According to Andrey Manolov, director of development product integration at Sensorium Galaxy, the term “metaverse” is still very broad and lacks precise boundaries. At this stage, anyone can describe their own vision — and claim this is what metaverse is all about.
“Yesterday, during the unveiling of the Vision Pro, Apple presented its perspective on the next generation of devices for interacting with the digital realm. Their vision is truly impressive,” Manolov told Metaverse Post. “All aspects of humanity’s digital interactions are moving from flat-panel displays (smartphones, tablets and traditional laptops, and computers) to 3D: communicating with three-dimensional avatars of family and friends instead of regular video calls, working on a varied number of virtual screens instead of physical monitors, and then of course entertainment.”
He added that if we define the metaverse as a digital platform for engaging with 3D worlds, then should Apple Vision Pro turn out to be a popular product and find its audience, it will also accelerate the metaverse’s widespread adoption.

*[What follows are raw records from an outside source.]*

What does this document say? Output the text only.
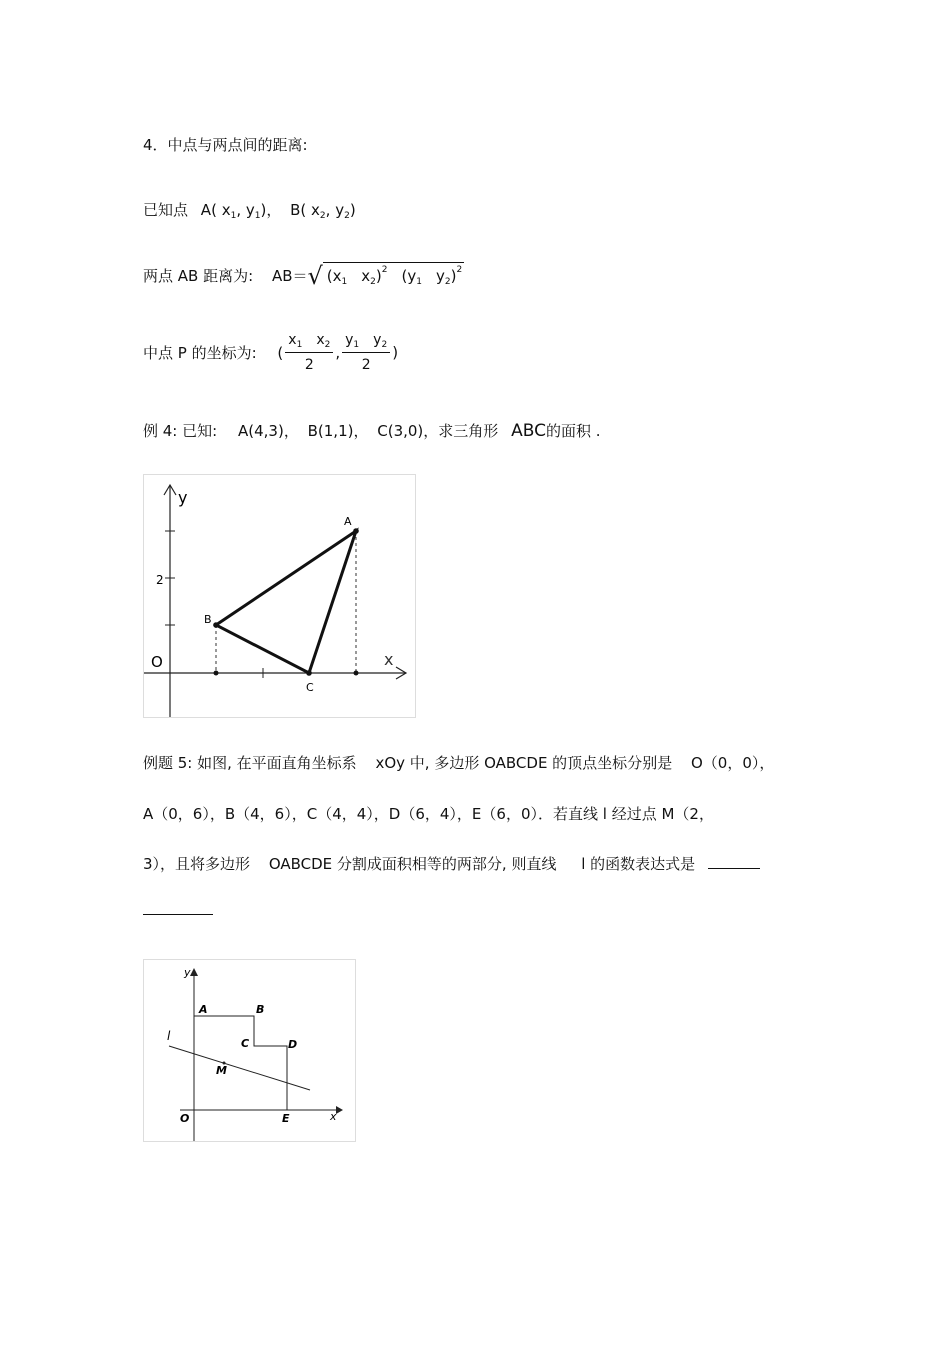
4．中点与两点间的距离:
已知点 A( $x_1$, $y_1$)， B( $x_2$, $y_2$)
两点 AB 距离为: AB＝√ ($x_1$ $x_2)^2$ ($y_1$ $y_2)^2$
中点 P 的坐标为: ( $\frac{x_1 x_2}{2}$ , $\frac{y_1 y_2}{2}$ )
例 4: 已知: A(4,3)， B(1,1)， C(3,0)，求三角形 ABC的面积 .
y
x
O
2
A
B
C
例题 5: 如图, 在平面直角坐标系 xOy 中, 多边形 OABCDE 的顶点坐标分别是 O（0，0），
A（0，6），B（4，6），C（4，4），D（6，4），E（6，0）．若直线 l 经过点 M（2，
3），且将多边形 OABCDE 分割成面积相等的两部分, 则直线 l 的函数表达式是
y
x
O
A	B
C	D
E
M
l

Apple Stock Fell After the Headset’s Launch
Apple’s stock price rose by as much as 2.2% in the morning and early afternoon trading on June 5, reaching a high of $184.95, which was higher than its previous all-time high of $182.94 achieved in January 2022. However, the excitement was short-lived as Apple shares fell about 3% in later afternoon trading, closing below $180, a 0.8% loss for the day. The drop occurred immediately after Apple CEO announced the headset’s price, which is slightly higher than the $3,000 price tag most experts predicted for the device prior to its reveal at Apple’s Worldwide Developers Conference.